State of Data Last Week – Oct 23
October 23, 2010 Leave a comment
<Analysis> Have diminishing returns set in to investments in higher education? Somewhat counter-intuitive analysis of BLS data thinks so.
<API> Nasdaq releases on-demand historical stock data – nice way to test trading algorithms with accurate, bulk data.
<Architecture> Michael Stonebraker clarifies his position – CAP theorem should not be justification to give up on ACID. Also “rm –rf” type errors cannot be recovered using CAP theorem terms.
<Big Data> Showing off? Average Hadoop cluster has 66 nodes and 114TB data. Ebay has 8500 nodes, 2PB.

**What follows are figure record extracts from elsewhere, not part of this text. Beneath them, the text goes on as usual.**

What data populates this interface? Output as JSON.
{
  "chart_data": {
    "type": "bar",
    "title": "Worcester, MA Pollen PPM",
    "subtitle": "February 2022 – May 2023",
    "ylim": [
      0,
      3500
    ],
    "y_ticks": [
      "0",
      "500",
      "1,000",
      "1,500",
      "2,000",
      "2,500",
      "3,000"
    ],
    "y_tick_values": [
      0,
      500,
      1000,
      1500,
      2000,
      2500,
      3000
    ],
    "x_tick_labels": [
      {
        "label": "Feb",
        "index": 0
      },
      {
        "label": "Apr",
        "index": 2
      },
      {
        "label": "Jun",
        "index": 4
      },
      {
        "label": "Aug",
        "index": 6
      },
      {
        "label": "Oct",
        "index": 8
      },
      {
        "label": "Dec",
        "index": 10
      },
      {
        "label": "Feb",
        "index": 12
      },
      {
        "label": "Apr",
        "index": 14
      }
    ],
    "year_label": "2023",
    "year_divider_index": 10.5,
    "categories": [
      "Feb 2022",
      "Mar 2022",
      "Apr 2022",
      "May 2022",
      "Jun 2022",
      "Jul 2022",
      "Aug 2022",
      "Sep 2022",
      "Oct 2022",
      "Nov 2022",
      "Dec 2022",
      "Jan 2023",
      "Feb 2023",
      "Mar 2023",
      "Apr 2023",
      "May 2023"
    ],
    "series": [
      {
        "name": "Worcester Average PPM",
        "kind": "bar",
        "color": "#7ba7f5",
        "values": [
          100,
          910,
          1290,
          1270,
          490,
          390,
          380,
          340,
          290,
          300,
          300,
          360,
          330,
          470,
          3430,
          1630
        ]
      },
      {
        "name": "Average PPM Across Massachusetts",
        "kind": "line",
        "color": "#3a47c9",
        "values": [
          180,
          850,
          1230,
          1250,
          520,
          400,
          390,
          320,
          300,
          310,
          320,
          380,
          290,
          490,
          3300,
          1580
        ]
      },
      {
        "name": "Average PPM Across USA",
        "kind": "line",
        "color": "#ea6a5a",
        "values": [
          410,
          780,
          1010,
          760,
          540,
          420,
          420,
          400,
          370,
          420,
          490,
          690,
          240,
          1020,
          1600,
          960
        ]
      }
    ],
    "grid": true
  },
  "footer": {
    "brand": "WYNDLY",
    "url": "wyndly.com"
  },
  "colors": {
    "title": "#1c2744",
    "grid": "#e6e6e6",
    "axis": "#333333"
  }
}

<Learning> Cary Milsap continues his “Thinking Clearly about Performance” in ACM – should you open the window (global stuff) or take off your heavy sweater (local)?
<Visualization> Hipmunk visuals for Airline reservation – available flights are aggregated over a single chart, and default-sorted by “agony” (price; duration; layover; red-eye).

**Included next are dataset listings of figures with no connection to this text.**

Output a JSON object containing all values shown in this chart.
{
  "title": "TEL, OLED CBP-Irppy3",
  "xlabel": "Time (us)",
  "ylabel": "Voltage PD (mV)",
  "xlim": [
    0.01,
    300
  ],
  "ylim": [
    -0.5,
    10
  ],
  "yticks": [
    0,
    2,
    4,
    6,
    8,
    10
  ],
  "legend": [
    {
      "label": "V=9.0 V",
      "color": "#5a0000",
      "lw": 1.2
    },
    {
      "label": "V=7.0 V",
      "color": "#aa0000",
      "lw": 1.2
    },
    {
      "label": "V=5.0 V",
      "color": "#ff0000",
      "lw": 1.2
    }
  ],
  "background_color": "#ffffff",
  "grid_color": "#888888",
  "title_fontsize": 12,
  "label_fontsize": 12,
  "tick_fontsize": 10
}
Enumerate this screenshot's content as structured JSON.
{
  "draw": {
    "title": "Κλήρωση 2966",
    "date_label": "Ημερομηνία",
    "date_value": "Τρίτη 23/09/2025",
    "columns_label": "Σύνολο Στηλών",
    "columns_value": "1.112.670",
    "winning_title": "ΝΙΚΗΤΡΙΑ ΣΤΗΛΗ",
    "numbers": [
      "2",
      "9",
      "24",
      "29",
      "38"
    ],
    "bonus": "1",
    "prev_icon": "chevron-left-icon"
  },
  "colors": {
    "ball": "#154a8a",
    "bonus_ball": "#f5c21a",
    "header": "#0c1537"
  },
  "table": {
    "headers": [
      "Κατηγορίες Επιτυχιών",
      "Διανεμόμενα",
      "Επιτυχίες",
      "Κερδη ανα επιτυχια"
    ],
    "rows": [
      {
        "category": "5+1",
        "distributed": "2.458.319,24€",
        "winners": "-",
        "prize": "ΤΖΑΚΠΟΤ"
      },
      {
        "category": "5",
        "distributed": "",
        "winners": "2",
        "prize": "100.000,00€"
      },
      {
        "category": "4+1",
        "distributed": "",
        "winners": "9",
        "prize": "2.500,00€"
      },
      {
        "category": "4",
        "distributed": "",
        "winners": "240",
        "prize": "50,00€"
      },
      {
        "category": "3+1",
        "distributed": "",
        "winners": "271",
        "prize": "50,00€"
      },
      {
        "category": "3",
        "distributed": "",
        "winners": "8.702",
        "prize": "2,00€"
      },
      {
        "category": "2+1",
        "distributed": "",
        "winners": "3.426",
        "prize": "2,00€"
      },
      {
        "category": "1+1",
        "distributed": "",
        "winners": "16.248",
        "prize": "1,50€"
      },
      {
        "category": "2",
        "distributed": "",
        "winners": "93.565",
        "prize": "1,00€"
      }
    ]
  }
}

- Two sides of reference – WikiPedia puts ZERO tracking file in your computer; dictionary.com puts 234 cookies / beacons
- REST service API is steadily winning the API war over SOAP. 74% of most popular 2000 Web APIs are now in REST protocol.
- Why having a house numbered < 31 (or, digits adding up to 6) could sell earlier – many unwillingly get ‘nudged’ to live in a house numbered after birth / wedding anniversary.
- Using auto-increment / serial numbers for entities is a standard practice in modeling. It could also give away a lot of secrets; like, estimating iPhone sales; or help statisticians win (real) wars.